Les publicités sexuelles désactivent les femmes, à moins que ce ne soit pour des articles chics

Les gourous du marketing utilisent souvent des images sexuelles dans les magazines et les publicités télévisées pour inciter les acheteurs à acheter un nouveau produit.

Mais de nouvelles recherches suggèrent que les femmes ont tendance à trouver des publicités avec des images sexuelles rebutantes, à moins que l'article annoncé ne soit un produit d'élite de grande valeur.

Les résultats, publiés dans la revue Science psychologique, révèlent que les attitudes négatives des femmes à l'égard des images sexuelles peuvent être adoucies lorsque les images sont associées à un produit qui a une valeur élevée.

«Les femmes manifestent généralement des attitudes négatives spontanées envers les images sexuelles», écrit la scientifique comportementale Dr. Kathleen Vohs, chercheuse à l'Université du Minnesota, et ses collègues.

«La théorie de l’économie sexuelle explique pourquoi: l’utilisation de l’imagerie sexuelle est contraire à l’intérêt des femmes pour le sexe présenté comme peu fréquent, spécial et rare.»

Vohs et ses collègues ont prédit que les attitudes négatives des femmes à l’égard de l’imagerie sexuelle pourraient s’adoucir si le sexe est décrit d’une manière qui est conforme aux valeurs du sexe considéré comme hautement valorisé et de grande valeur.

L'imagerie sexuelle peut être moins rebutante pour les femmes, par exemple, si elle est associée à des biens de consommation coûteux, qui peuvent véhiculer l'exclusivité et une valeur élevée.

Dans l’étude, Vohs et ses collègues Jaideep Sengupta et Darren Dahl ont demandé à des participants masculins et féminins de venir au laboratoire et de voir des publicités pour des montres pour femmes.

Dans certaines publicités, la montre était présentée avec une image sexuellement explicite, tandis que dans d'autres, la montre était représentée avec une majestueuse chaîne de montagnes.

Certaines publicités ont évalué la montre à 10 $ et d'autres à 1250 $.

Pour mesurer les réactions instinctives des participants face aux publicités, les chercheurs leur ont demandé de mémoriser un code à 10 chiffres avant de visionner les publicités, une distraction cognitive conçue pour les empêcher de réfléchir trop profondément aux publicités.

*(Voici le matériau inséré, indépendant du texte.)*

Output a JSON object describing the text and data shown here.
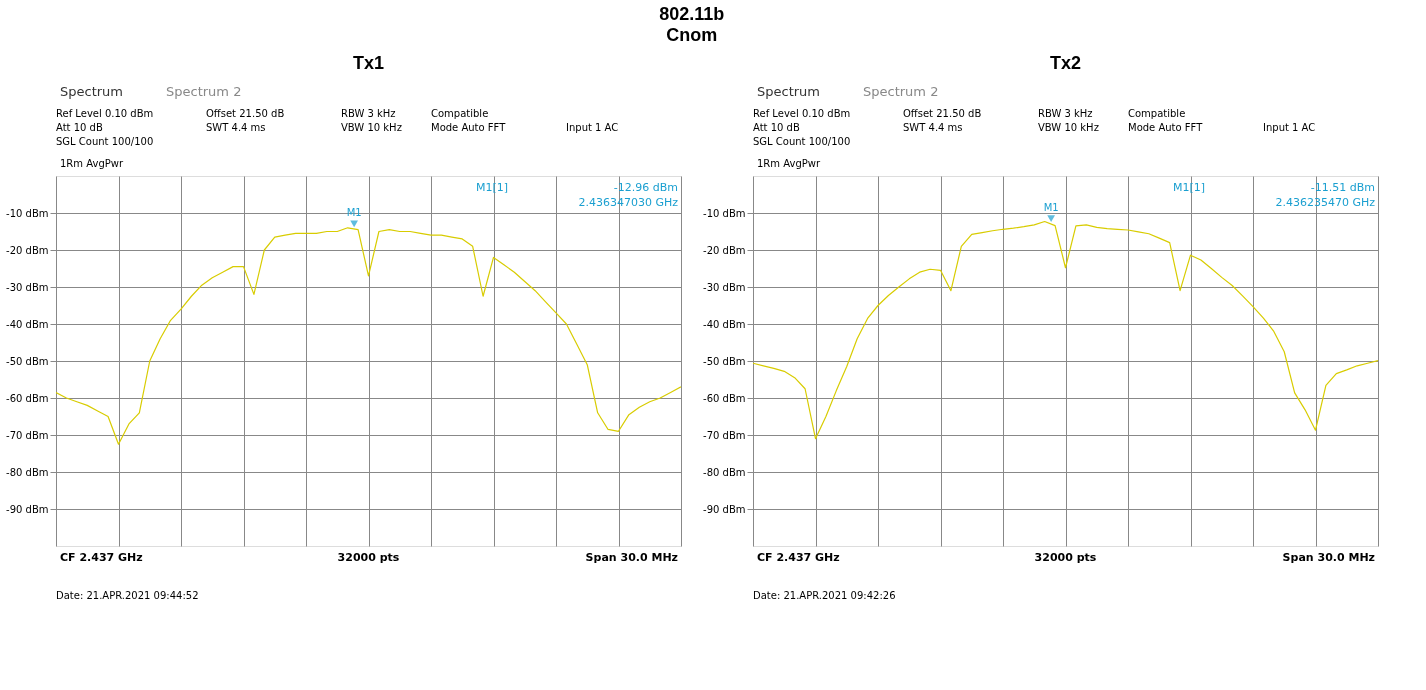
{
  "chart_data": [
    {
      "type": "line",
      "title": "802.11b",
      "subtitle": "Cnom",
      "categories": [
        null,
        null,
        null,
        null,
        null,
        null,
        null,
        null,
        null,
        null,
        null,
        null,
        null,
        null,
        null,
        null,
        null,
        null,
        null,
        null,
        null,
        null,
        null,
        null,
        null,
        null,
        null,
        null,
        null,
        null,
        null,
        null,
        null,
        null,
        null,
        null,
        null,
        null,
        null,
        null,
        null,
        null,
        null,
        null,
        null,
        null,
        null,
        null,
        null,
        null,
        null,
        null,
        null,
        null,
        null,
        null,
        null,
        null,
        null,
        null,
        null
      ],
      "ylim": [
        -100,
        0
      ],
      "yticks": [
        {
          "value": -10,
          "label": "-10 dBm"
        },
        {
          "value": -20,
          "label": "-20 dBm"
        },
        {
          "value": -30,
          "label": "-30 dBm"
        },
        {
          "value": -40,
          "label": "-40 dBm"
        },
        {
          "value": -50,
          "label": "-50 dBm"
        },
        {
          "value": -60,
          "label": "-60 dBm"
        },
        {
          "value": -70,
          "label": "-70 dBm"
        },
        {
          "value": -80,
          "label": "-80 dBm"
        },
        {
          "value": -90,
          "label": "-90 dBm"
        }
      ],
      "tick_labels": "y",
      "grid": true,
      "line_style": "solid",
      "series": [
        {
          "color": "#d8cc00",
          "values": [
            -58.5,
            -60,
            -61,
            -62,
            -63.5,
            -65,
            -72.5,
            -67,
            -64,
            -50,
            -44,
            -39,
            -36,
            -32.5,
            -29.5,
            -27.5,
            -26,
            -24.5,
            -24.5,
            -32,
            -20,
            -16.5,
            -16,
            -15.5,
            -15.5,
            -15.5,
            -15,
            -15,
            -14,
            -14.5,
            -27,
            -15,
            -14.5,
            -15,
            -15,
            -15.5,
            -16,
            -16,
            -16.5,
            -17,
            -19,
            -32.5,
            -22,
            -24,
            -26,
            -28.5,
            -31,
            -34,
            -37,
            -40,
            -45.5,
            -51,
            -64,
            -68.5,
            -69,
            -64.5,
            -62.5,
            -61,
            -60,
            -58.5,
            -57
          ]
        }
      ],
      "annotations": [
        "Tx1",
        "Spectrum",
        "Spectrum 2",
        "Ref Level 0.10 dBm",
        "Offset 21.50 dB",
        "RBW 3 kHz",
        "Compatible",
        "Att 10 dB",
        "SWT 4.4 ms",
        "VBW 10 kHz",
        "Mode Auto FFT",
        "Input 1 AC",
        "SGL Count 100/100",
        "1Rm AvgPwr",
        "M1[1]",
        "-12.96 dBm",
        "2.436347030 GHz",
        "CF 2.437 GHz",
        "32000 pts",
        "Span 30.0 MHz",
        "Date: 21.APR.2021 09:44:52",
        {
          "text": "M1",
          "y": -12.96
        }
      ]
    },
    {
      "type": "line",
      "categories": [
        null,
        null,
        null,
        null,
        null,
        null,
        null,
        null,
        null,
        null,
        null,
        null,
        null,
        null,
        null,
        null,
        null,
        null,
        null,
        null,
        null,
        null,
        null,
        null,
        null,
        null,
        null,
        null,
        null,
        null,
        null,
        null,
        null,
        null,
        null,
        null,
        null,
        null,
        null,
        null,
        null,
        null,
        null,
        null,
        null,
        null,
        null,
        null,
        null,
        null,
        null,
        null,
        null,
        null,
        null,
        null,
        null,
        null,
        null,
        null,
        null
      ],
      "ylim": [
        -100,
        0
      ],
      "yticks": [
        {
          "value": -10,
          "label": "-10 dBm"
        },
        {
          "value": -20,
          "label": "-20 dBm"
        },
        {
          "value": -30,
          "label": "-30 dBm"
        },
        {
          "value": -40,
          "label": "-40 dBm"
        },
        {
          "value": -50,
          "label": "-50 dBm"
        },
        {
          "value": -60,
          "label": "-60 dBm"
        },
        {
          "value": -70,
          "label": "-70 dBm"
        },
        {
          "value": -80,
          "label": "-80 dBm"
        },
        {
          "value": -90,
          "label": "-90 dBm"
        }
      ],
      "tick_labels": "y",
      "grid": true,
      "line_style": "solid",
      "series": [
        {
          "color": "#d8cc00",
          "values": [
            -50.6,
            -51.3,
            -52,
            -52.8,
            -54.5,
            -57.5,
            -71,
            -65,
            -58,
            -51.5,
            -44,
            -38.5,
            -35,
            -32.3,
            -30,
            -27.8,
            -26,
            -25.2,
            -25.5,
            -31,
            -19,
            -15.8,
            -15.3,
            -14.8,
            -14.4,
            -14.1,
            -13.7,
            -13.2,
            -12.3,
            -13.4,
            -24.8,
            -13.5,
            -13.2,
            -13.9,
            -14.2,
            -14.4,
            -14.6,
            -15.1,
            -15.6,
            -16.8,
            -18,
            -31,
            -21.4,
            -22.7,
            -25,
            -27.4,
            -29.6,
            -32.4,
            -35.3,
            -38.4,
            -42,
            -47.5,
            -58.6,
            -63.2,
            -68.7,
            -56.6,
            -53.4,
            -52.4,
            -51.3,
            -50.6,
            -49.9
          ]
        }
      ],
      "annotations": [
        "Tx2",
        "Spectrum",
        "Spectrum 2",
        "Ref Level 0.10 dBm",
        "Offset 21.50 dB",
        "RBW 3 kHz",
        "Compatible",
        "Att 10 dB",
        "SWT 4.4 ms",
        "VBW 10 kHz",
        "Mode Auto FFT",
        "Input 1 AC",
        "SGL Count 100/100",
        "1Rm AvgPwr",
        "M1[1]",
        "-11.51 dBm",
        "2.436235470 GHz",
        "CF 2.437 GHz",
        "32000 pts",
        "Span 30.0 MHz",
        "Date: 21.APR.2021 09:42:26",
        {
          "text": "M1",
          "y": -11.51
        }
      ]
    }
  ]
}
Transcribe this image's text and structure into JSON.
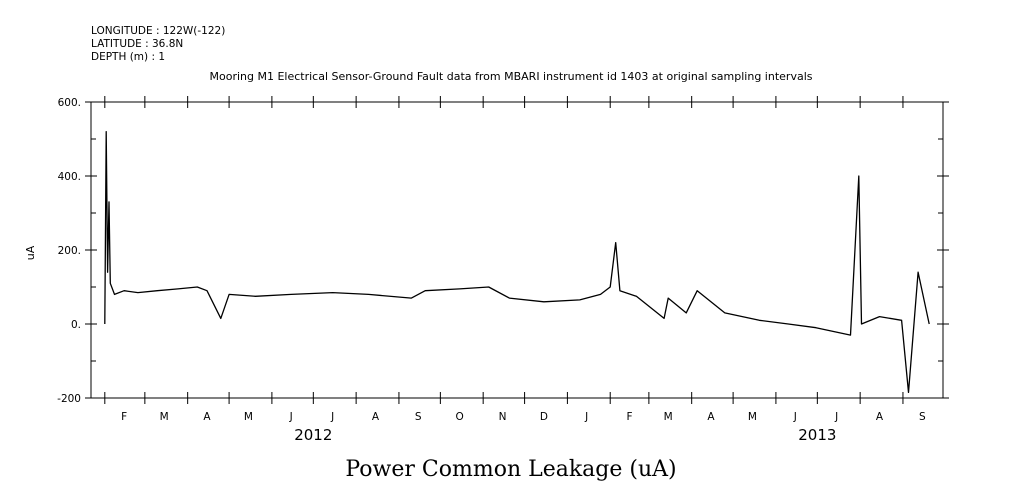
{
  "header": {
    "longitude": "LONGITUDE : 122W(-122)",
    "latitude": "LATITUDE : 36.8N",
    "depth": "DEPTH (m) : 1"
  },
  "chart_data": {
    "type": "line",
    "title": "Mooring M1 Electrical Sensor-Ground Fault data from MBARI instrument id 1403 at original sampling intervals",
    "xlabel": "Power Common Leakage (uA)",
    "ylabel": "uA",
    "x_range": [
      "2012-01-22",
      "2013-09-30"
    ],
    "ylim": [
      -200,
      600
    ],
    "y_ticks": [
      -200,
      0,
      200,
      400,
      600
    ],
    "y_tick_labels": [
      "-200",
      "0.",
      "200.",
      "400.",
      "600."
    ],
    "month_labels": [
      "F",
      "M",
      "A",
      "M",
      "J",
      "J",
      "A",
      "S",
      "O",
      "N",
      "D",
      "J",
      "F",
      "M",
      "A",
      "M",
      "J",
      "J",
      "A",
      "S"
    ],
    "month_label_dates": [
      "2012-02-15",
      "2012-03-15",
      "2012-04-15",
      "2012-05-15",
      "2012-06-15",
      "2012-07-15",
      "2012-08-15",
      "2012-09-15",
      "2012-10-15",
      "2012-11-15",
      "2012-12-15",
      "2013-01-15",
      "2013-02-15",
      "2013-03-15",
      "2013-04-15",
      "2013-05-15",
      "2013-06-15",
      "2013-07-15",
      "2013-08-15",
      "2013-09-15"
    ],
    "year_labels": [
      "2012",
      "2013"
    ],
    "year_label_dates": [
      "2012-07-01",
      "2013-07-01"
    ],
    "grid": false,
    "legend": "none",
    "line_color": "#000000",
    "series": [
      {
        "values": [
          [
            "2012-02-01",
            0
          ],
          [
            "2012-02-02",
            520
          ],
          [
            "2012-02-03",
            140
          ],
          [
            "2012-02-04",
            330
          ],
          [
            "2012-02-05",
            110
          ],
          [
            "2012-02-08",
            80
          ],
          [
            "2012-02-15",
            90
          ],
          [
            "2012-02-25",
            85
          ],
          [
            "2012-03-10",
            90
          ],
          [
            "2012-03-25",
            95
          ],
          [
            "2012-04-08",
            100
          ],
          [
            "2012-04-15",
            90
          ],
          [
            "2012-04-25",
            15
          ],
          [
            "2012-05-01",
            80
          ],
          [
            "2012-05-20",
            75
          ],
          [
            "2012-06-15",
            80
          ],
          [
            "2012-07-15",
            85
          ],
          [
            "2012-08-10",
            80
          ],
          [
            "2012-09-10",
            70
          ],
          [
            "2012-09-20",
            90
          ],
          [
            "2012-10-15",
            95
          ],
          [
            "2012-11-05",
            100
          ],
          [
            "2012-11-20",
            70
          ],
          [
            "2012-12-15",
            60
          ],
          [
            "2013-01-10",
            65
          ],
          [
            "2013-01-25",
            80
          ],
          [
            "2013-02-01",
            100
          ],
          [
            "2013-02-05",
            220
          ],
          [
            "2013-02-08",
            90
          ],
          [
            "2013-02-20",
            75
          ],
          [
            "2013-03-12",
            15
          ],
          [
            "2013-03-15",
            70
          ],
          [
            "2013-03-28",
            30
          ],
          [
            "2013-04-05",
            90
          ],
          [
            "2013-04-25",
            30
          ],
          [
            "2013-05-20",
            10
          ],
          [
            "2013-06-10",
            0
          ],
          [
            "2013-06-30",
            -10
          ],
          [
            "2013-07-25",
            -30
          ],
          [
            "2013-07-31",
            400
          ],
          [
            "2013-08-02",
            0
          ],
          [
            "2013-08-15",
            20
          ],
          [
            "2013-08-31",
            10
          ],
          [
            "2013-09-05",
            -185
          ],
          [
            "2013-09-12",
            140
          ],
          [
            "2013-09-20",
            0
          ]
        ]
      }
    ]
  }
}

Ensuite, après avoir récité le code, les participants ont été interrogés sur leurs attitudes et leurs réactions émotionnelles à l'égard des publicités.

Dans l'ensemble, les femmes qui ont vu l'imagerie sexuelle avec la montre bon marché ont noté l'annonce plus négativement par rapport aux femmes qui ont vu l'imagerie sexuelle avec la montre chère.

Ces évaluations négatives semblent être motivées par les émotions négatives des femmes - se sentir bouleversées, dégoûtées, désagréablement surprises ou en colère - en réponse à l'annonce qui associaient l'imagerie sexuelle à la montre bon marché.

Les hommes, en revanche, ont signalé des réactions similaires aux publicités basées sur le sexe, quel que soit le prix annoncé de la montre.

Les chercheurs notent que le prix ne faisait de différence que pour les femmes en ce qui concerne les publicités qui incluaient des images sexuelles. Les participantes n'ont montré aucune différence dans les cotes des montres bon marché et chères lorsqu'elles étaient associées à la chaîne de montagnes.

Une deuxième étude a reproduit ces résultats et exclu la possibilité que les notes des hommes ne diffèrent pas, car ils jugeaient que les montres pour femmes n'étaient pas pertinentes: les hommes ont donné des notes similaires aux publicités sexuellement explicites qui incluaient des montres pour hommes, quel que soit le prix des montres.

Bien que les résultats soient conformes aux prévisions générées par la théorie de l'économie sexuelle, Vohs et ses collègues ont néanmoins été surpris.

«Nous avons pu obtenir ces effets même lorsque les participants n’étaient pas réellement dans un scénario d’achat», a-t-elle déclaré.

"Une simple exposition rapide à une publicité a suffi pour que les théories de l'économie sexuelle entrent en jeu. Cela suggère que le processus se déroule à un niveau profond et intuitif."